I’ve wondered whether those who were (understandably) irritated by last week’s saccharine Christmas episode would survive the rom-com deluge here, which I found much more successful because the references are deployed with a a winky dexterity that actually builds something out of all the tropes it juggles. Everyone is rom-comming: We see Mr. and Mrs. Higgins being sweet to each other for no particular reason. Team owner Rebecca is texting a mysterious dating-app correspondent, obviously echoing You’ve Got Mail. There are even nested love stories: the elderly couple breaking the fourth wall to describe their courtship to the camera is a clear homage to When Harry Met Sally, but the story they were telling about how they met turns out to have been another famous love story in disguise: the plot of Titanic. A two-fer! The team therapist, Dr. Fieldstone, shares a name with Dr. Marcia Fieldstone of Sleepless in Seattle. And at the end of the episode, Roy is doing the full-on traditional rom-com chase scene, racing across town, even injuring himself in the process, to join Ted on the sidelines. When Roy makes it to the pitch it’s hard to say which is most moving: the crowd screaming Roy Kent’s chant and welcoming him back into the fold he’d walked away from, or the moment when he reaches Ted and chooses to respond in Rom-Com rather than Sports. “Hello, Coach,” Ted says. “Shut up. Shut up,” Roy says. “You had me at Coach.”

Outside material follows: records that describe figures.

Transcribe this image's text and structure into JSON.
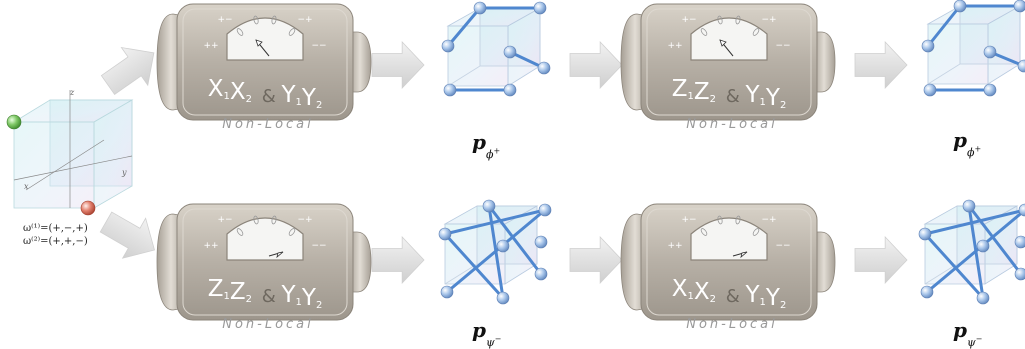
{
  "devices": [
    {
      "id": "d1",
      "op": [
        {
          "l": "X",
          "s": "1"
        },
        {
          "l": "X",
          "s": "2"
        }
      ],
      "op2": [
        {
          "l": "Y",
          "s": "1"
        },
        {
          "l": "Y",
          "s": "2"
        }
      ],
      "caption": "Non-Local"
    },
    {
      "id": "d2",
      "op": [
        {
          "l": "Z",
          "s": "1"
        },
        {
          "l": "Z",
          "s": "2"
        }
      ],
      "op2": [
        {
          "l": "Y",
          "s": "1"
        },
        {
          "l": "Y",
          "s": "2"
        }
      ],
      "caption": "Non-Local"
    },
    {
      "id": "d3",
      "op": [
        {
          "l": "Z",
          "s": "1"
        },
        {
          "l": "Z",
          "s": "2"
        }
      ],
      "op2": [
        {
          "l": "Y",
          "s": "1"
        },
        {
          "l": "Y",
          "s": "2"
        }
      ],
      "caption": "Non-Local"
    },
    {
      "id": "d4",
      "op": [
        {
          "l": "X",
          "s": "1"
        },
        {
          "l": "X",
          "s": "2"
        }
      ],
      "op2": [
        {
          "l": "Y",
          "s": "1"
        },
        {
          "l": "Y",
          "s": "2"
        }
      ],
      "caption": "Non-Local"
    }
  ],
  "ampersand": "&",
  "dial": {
    "tl": "+−",
    "tr": "−+",
    "ml": "++",
    "mr": "−−"
  },
  "results": [
    {
      "base": "p",
      "sub": "ϕ",
      "sup": "+"
    },
    {
      "base": "p",
      "sub": "ϕ",
      "sup": "+"
    },
    {
      "base": "p",
      "sub": "ψ",
      "sup": "−"
    },
    {
      "base": "p",
      "sub": "ψ",
      "sup": "−"
    }
  ],
  "input": {
    "omega1": "ω⁽¹⁾=(+,−,+)",
    "omega2": "ω⁽²⁾=(+,+,−)",
    "axes": {
      "z": "z",
      "x": "x",
      "y": "y"
    }
  }
}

It’s ridiculous, but I also found the combination of the screaming crowd and the Roy and Ted’s reunion—the sports show’s collective ecstasies getting hitched to the rom-com’s one-on-one bonding—deeply moving.
In “Rainbow,” Ted Lasso uses the rom-com to highlight the love stories that saturate sports—love for the team and for each other—without the aggression and competition that typically shield male bonding from any whiff of non-hetero intimacy. Because it’s a rom-com, it prioritizes the love story about the game over the story of the game. Ted Lasso is a sports show driven by the proposition that jocks don’t need to be jocks.
But there are limits to how well the rom-com can paper over the sports show’s issues, because the rom-com has narrative issues too—specifically, the “wedding” with which it usually ends. It’s no secret that marriages are harder than weddings, and Roy’s methods can’t co-exist with Ted’s without friction. It’ll be interesting to see Ted Lasso push past the rom-com (and Ted’s sunniness) into the conflicts that lurk underneath.